On 19 September, two weeks after David Lammy went against the UK government’s long-standing position and shared their own assessment, the UN Commission of Inquiry on the Occupied Palestinian Territory found that genocide is being committed in Palestine. The Commission cited statements by Israel’s leaders, and the pattern of Israel’s military actions, as evidence of genocidal intent. The Commission said states must “employ all means reasonably available to them to prevent the commission of genocide in the Gaza Strip” and stop arms sales to Israel where there is reason to believe they’ll be used in genocide. On 29 September, delegates at the Labour Party conference voted to acknowledge and accept the UN’s conclusion that Israel is committing a genocide in Palestine and to demand comprehensive sanctions, including a full arms embargo, in line with its obligations under international law. Yet, as of 3 October 2025, the government continues to supply F-35 parts and give military support to Israel, which has now killed at least 66,000 people in Gaza, including more than 20,000 children, with thousands still buried under the rubble and unaccounted for. The UK government is now in a highly difficult position given that it is still not complying with its international obligations, or even in line with the wishes of its own party.
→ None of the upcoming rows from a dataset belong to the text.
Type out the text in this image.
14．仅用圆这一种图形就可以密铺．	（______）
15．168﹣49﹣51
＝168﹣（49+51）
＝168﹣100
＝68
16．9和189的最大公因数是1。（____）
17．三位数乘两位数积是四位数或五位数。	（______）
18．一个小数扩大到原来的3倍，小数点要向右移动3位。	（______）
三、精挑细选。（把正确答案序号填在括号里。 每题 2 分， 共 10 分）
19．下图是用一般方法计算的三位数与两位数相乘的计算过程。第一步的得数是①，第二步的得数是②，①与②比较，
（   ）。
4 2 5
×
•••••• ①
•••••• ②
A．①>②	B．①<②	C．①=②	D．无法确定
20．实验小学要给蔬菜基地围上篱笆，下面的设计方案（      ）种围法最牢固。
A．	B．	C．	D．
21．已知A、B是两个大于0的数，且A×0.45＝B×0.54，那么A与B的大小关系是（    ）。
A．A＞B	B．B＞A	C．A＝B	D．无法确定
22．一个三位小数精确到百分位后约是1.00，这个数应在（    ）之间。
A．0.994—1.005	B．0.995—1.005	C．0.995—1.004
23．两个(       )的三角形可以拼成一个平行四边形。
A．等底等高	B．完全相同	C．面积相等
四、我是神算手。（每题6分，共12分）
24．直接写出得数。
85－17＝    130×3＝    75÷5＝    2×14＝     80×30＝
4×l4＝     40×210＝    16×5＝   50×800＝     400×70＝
Whatever the outcome of the appeal hearing, the UK’s legal duties under the Genocide Convention and its own domestic law require an urgent end to all military cooperation with Israel, including the export of F-35 parts.
When we joined this case over two years ago, we could never have imagined the destruction, devastation and inhumanity that has been wrought on Gaza, in-part facilitated by military support and diplomatic cover from the UK government.
We welcome the UK governments long-overdue recognition of the State of Palestine, but it is an empty gesture if the genocide against the people of Palestine is not permanently stopped. We cautiously welcome news of a ceasefire, but we know that violence against the Palestinian people continues every day that Israel’s illegal occupation does. We stand firm in our fight to uphold the rule of law and hold states committing violations, accountable. We are proud to have worked alongside other leading human rights and civil society organisations, including the interveners in this case (Human Rights Watch, Amnesty International and Oxfam).